Eles tinham ido de bicicleta e eu não conseguiria de forma alguma ir embora de metrô, então pedi que minha irmã pegasse o carro e levasse a gente até o apartamento. Ainda ficamos pensando se chamaríamos um táxi/Uber pra ir pro apartamento deles ou pro nosso apartamento, mas no final, minha irmã voltou na frente e pegou o carro. Até então, a ideia era de que ela nos deixasse em casa, o Vitor iria trabalhar e de madrugada me levaria ao Pronto Socorro. Nesse meio tempo, conversei com a minha mãe e achamos melhor que eu fosse direto para o Pronto Socorro. Então minha irmã chegou e fomos ao Pronto Socorro. O Vitor voltou de metrô pra casa e o Felipe voltou de bicicleta.
Fomos ao São Luiz da Santo Amaro. Meu pé doía horrores, ainda bem que não estava cheio e fui rapidamente atendida. O lado ruim foi que só saí de lá na segunda...
Pelo Raio-X descobri que havia fraturado o tornozelo (a fíbula, se não me engano) e que, pra arrumar, só cirurgia mesmo... e eu que estava mal humorada achando que teria que usar aquele robofoot... antes fosse.
Não dava pra pensar, não dava pra ter uma segunda opinião, não dava pra escolher o médico que ia me operar... o jeito era ficar lá e esperar. De certa forma, não fiquei nervosa, não tive muitos questionamentos porque me baseei na cirurgia que fiz no joelho em outubro de 2012.
Colocaram uma tala para imobilizar o tornozelo o que já me aliviou a dor que estava sentindo. O carinha (Rogério) que ia fazer a imobilização queria cortar a minha calça novinha!!! Daí pedimos pra ele trazer o aventalzinho já que eu ia internar mesmo! Ainda bem que ele arrumou um.
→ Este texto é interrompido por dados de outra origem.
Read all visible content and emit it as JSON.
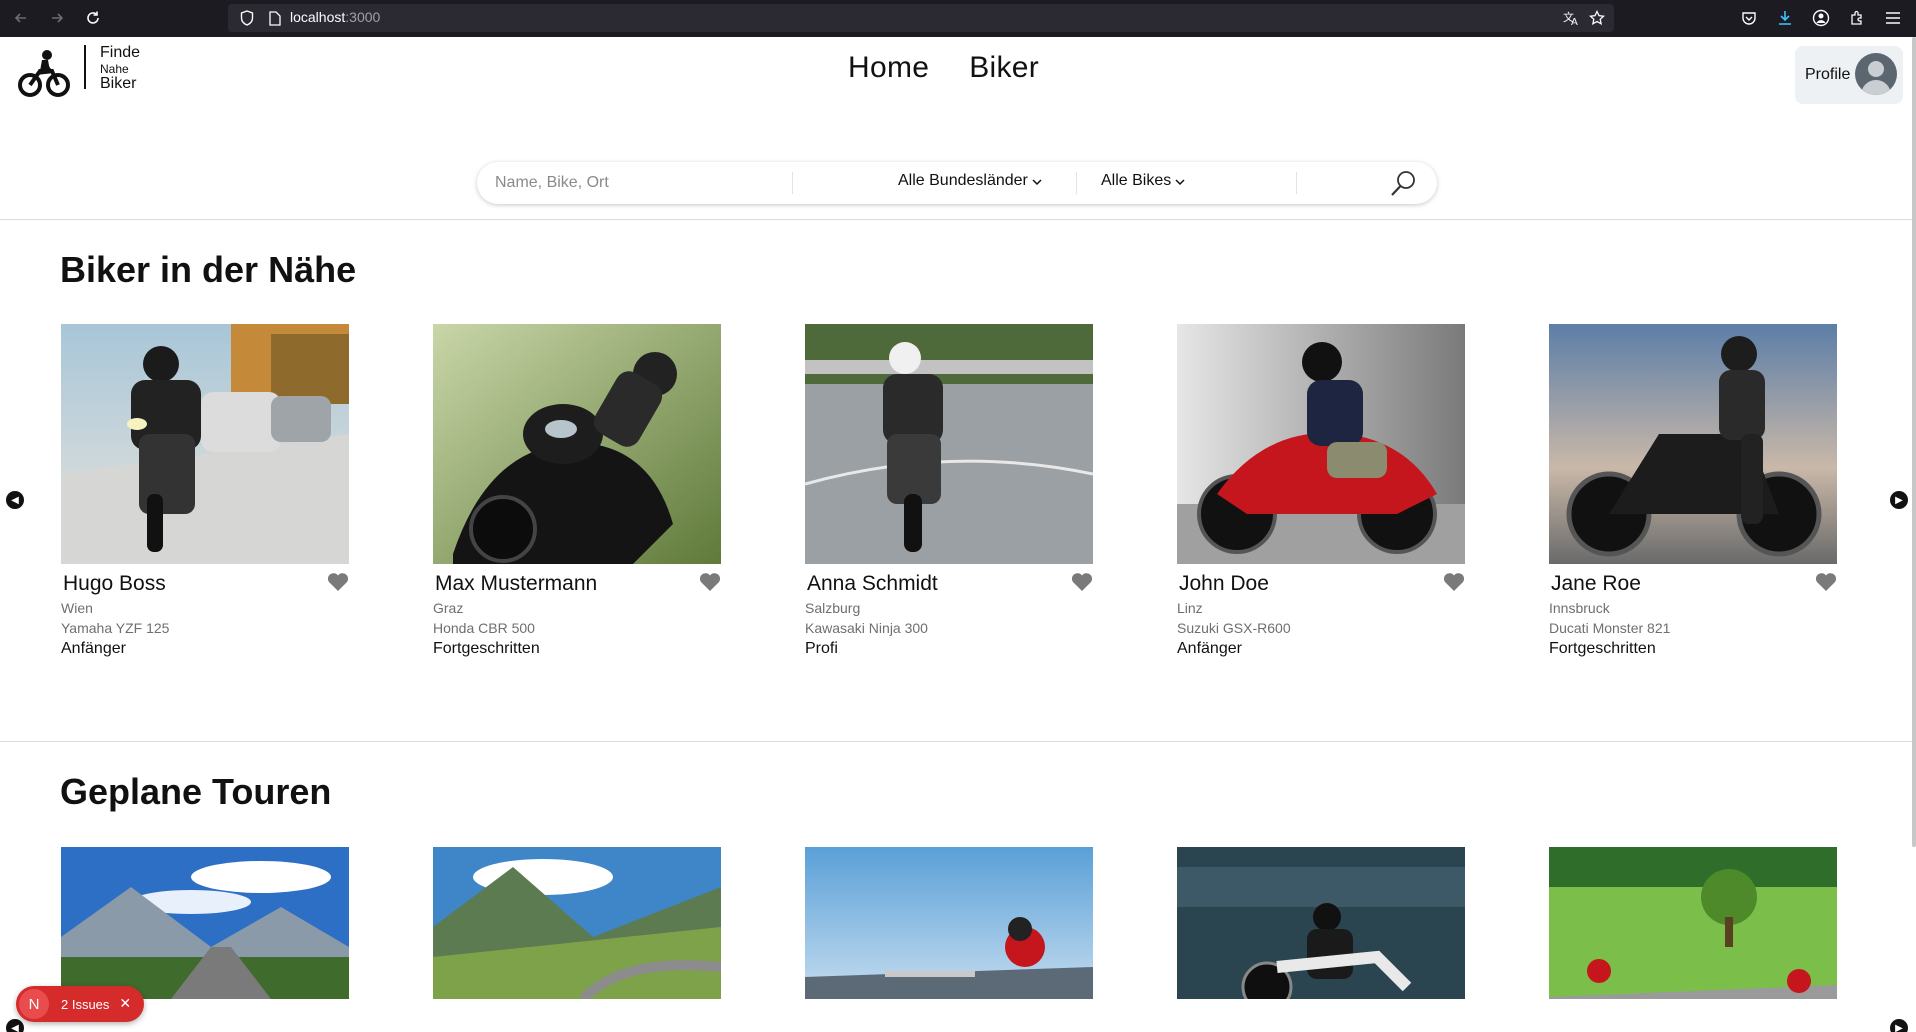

Fiquei um tempinho na enfermaria/sala de observação e medicação esperando a internação ser autorizada pelo convênio, tomei remédio pra dor, colhi sangue para os exames pré-operatórios, fiz exame de coagulação, expliquei pra 500 pessoas o que tinha acontecido e jantei lá mesmo.
Minha irmã ficou comigo o tempo todo e ainda descobriu que lá tinha wi-fi. Acho que depois que colocaram wi-fi no hospital, imagino que as pessoas passaram a dar muito menos trabalho aos enfermeiros.
Subi para o quarto e no final do horário das visitas minha mãe chegou no hospital e passou a noite comigo.